目前这个提示词还没有集成到 langchain_classic.prompts 里面，不过在 LangChain Hub 里面有 https://smith.langchain.com/hub/langchain-ai/rag-fusion-query-generation

下面是具体实现代码

{% tabs RAG-Fusion , 1 %}

from langchain_classic.prompts import ChatPromptTemplate

# RAG-Fusion: Related
template = """You are a helpful assistant that generates multiple search queries based on a single input query. \n
Generate multiple search queries related to: {question} \n
Output (4 queries):"""
prompt_rag_fusion = ChatPromptTemplate.from_template(template)

from langchain_core.output_parsers import StrOutputParser
from langchain_openai import ChatOpenAI

generate_queries = (
    prompt_rag_fusion 
    | ChatOpenAI(temperature=0)
    | StrOutputParser() 
    | (lambda x: x.split("\n"))
) # 这里只是用来生成四个问题

from langchain_classic.load import dumps, loads

####### 进行 Rerank #######
def reciprocal_rank_fusion(results: list[list], k=60):
    """ Reciprocal_rank_fusion that takes multiple lists of ranked documents 
        and an optional parameter k used in the RRF formula """
    
    # Initialize a dictionary to hold fused scores for each unique document
    fused_scores = {}

    # Iterate through each list of ranked documents
    for docs in results:
        # Iterate through each document in the list, with its rank (position in the list)
        for rank, doc in enumerate(docs):
            # Convert the document to a string format to use as a key (assumes documents can be serialized to JSON)
            doc_str = dumps(doc)
            # If the document is not yet in the fused_scores dictionary, add it with an initial score of 0
            if doc_str not in fused_scores:
                fused_scores[doc_str] = 0
            # Retrieve the current score of the document, if any
            previous_score = fused_scores[doc_str]
            # Update the score of the document using the RRF formula: 1 / (rank + k)
            fused_scores[doc_str] += 1 / (rank + k)

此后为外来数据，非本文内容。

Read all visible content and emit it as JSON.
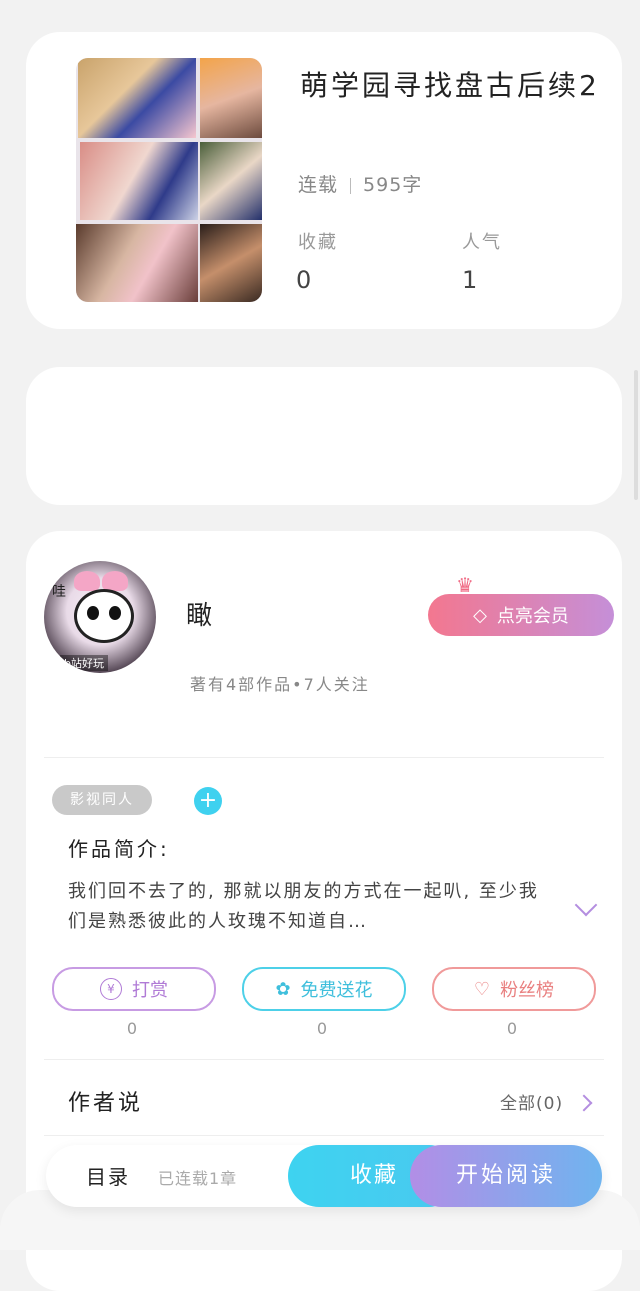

    # Sort the documents based on their fused scores in descending order to get the final reranked results
    reranked_results = [
        (loads(doc), score)
        for doc, score in sorted(fused_scores.items(), key=lambda x: x[1], reverse=True)
    ]

    # Return the reranked results as a list of tuples, each containing the document and its fused score
    return reranked_results

retrieval_chain_rag_fusion = generate_queries | retriever.map() | reciprocal_rank_fusion
docs = retrieval_chain_rag_fusion.invoke({"question": question})
len(docs)

打分公式就是
$\text{score} += \frac{1}{rank + k}$

k 默认是 60，rank 是文档在某个结果列表里的位置，排名越靠前，分数越大，但是差距不会特别夸张，因为有 k=60 在压平距离
某个文档的最终分数就是在每个问题里面的分数加和。

# RAG
template = """Answer the following question based on this context:

{context}

Question: {question}
"""

prompt = ChatPromptTemplate.from_template(template)

final_rag_chain = (
    {"context": retrieval_chain_rag_fusion, 
     "question": itemgetter("question")} 
    | prompt
    | llm
    | StrOutputParser()
)

final_rag_chain.invoke({"question":question})

{% endtabs %}

Decomposition(问题分解策略)

在下一个更简单维度，将一个复杂问题分解成多个子问题，将问题分解为一组子问题。之后解决这些子问题再进行合并。有两种类型：Answer recursively 和 Answer individually

from langchain_classic.prompts import ChatPromptTemplate
from langchain_openai import ChatOpenAI
from langchain_core.output_parsers import StrOutputParser


# Decomposition
template = """You are a helpful assistant that generates multiple sub-questions related to an input question. \n
The goal is to break down the input into a set of sub-problems / sub-questions that can be answers in isolation. \n
Generate multiple search queries related to: {question} \n
Output (3 queries):"""
prompt_decomposition = ChatPromptTemplate.from_template(template)


# LLM
llm = ChatOpenAI(temperature=0)

# Chain
generate_queries_decomposition = ( prompt_decomposition | llm | StrOutputParser() | (lambda x: x.split("\n")))

# Run
question = "What are the main components of an LLM-powered autonomous agent system?"
questions = generate_queries_decomposition.invoke({"question":question})

三个问题如下

['1. What is LLM technology and how does it work in autonomous agent systems?',
 '2. What are the specific components that make up an LLM-powered autonomous agent system?',
 '3. How do the main components of an LLM-powered autonomous agent system interact with each other to enable autonomous behavior?']

Answer recursively 递归回答

使用第一个问题的答案 + 检索来回答第二个问题，以此类推。

在前面得到 questions 对基础上，继续做，如下。

{% tabs AnswerRecursively , 1 %}

template = """Here is the question you need to answer:

\n --- \n {question} \n --- \n

Here is any available background question + answer pairs:

\n --- \n {q_a_pairs} \n --- \n

Here is additional context relevant to the question: 

\n --- \n {context} \n --- \n

Use the above context and any background question + answer pairs to answer the question: \n {question}
"""

decomposition_prompt = ChatPromptTemplate.from_template(template)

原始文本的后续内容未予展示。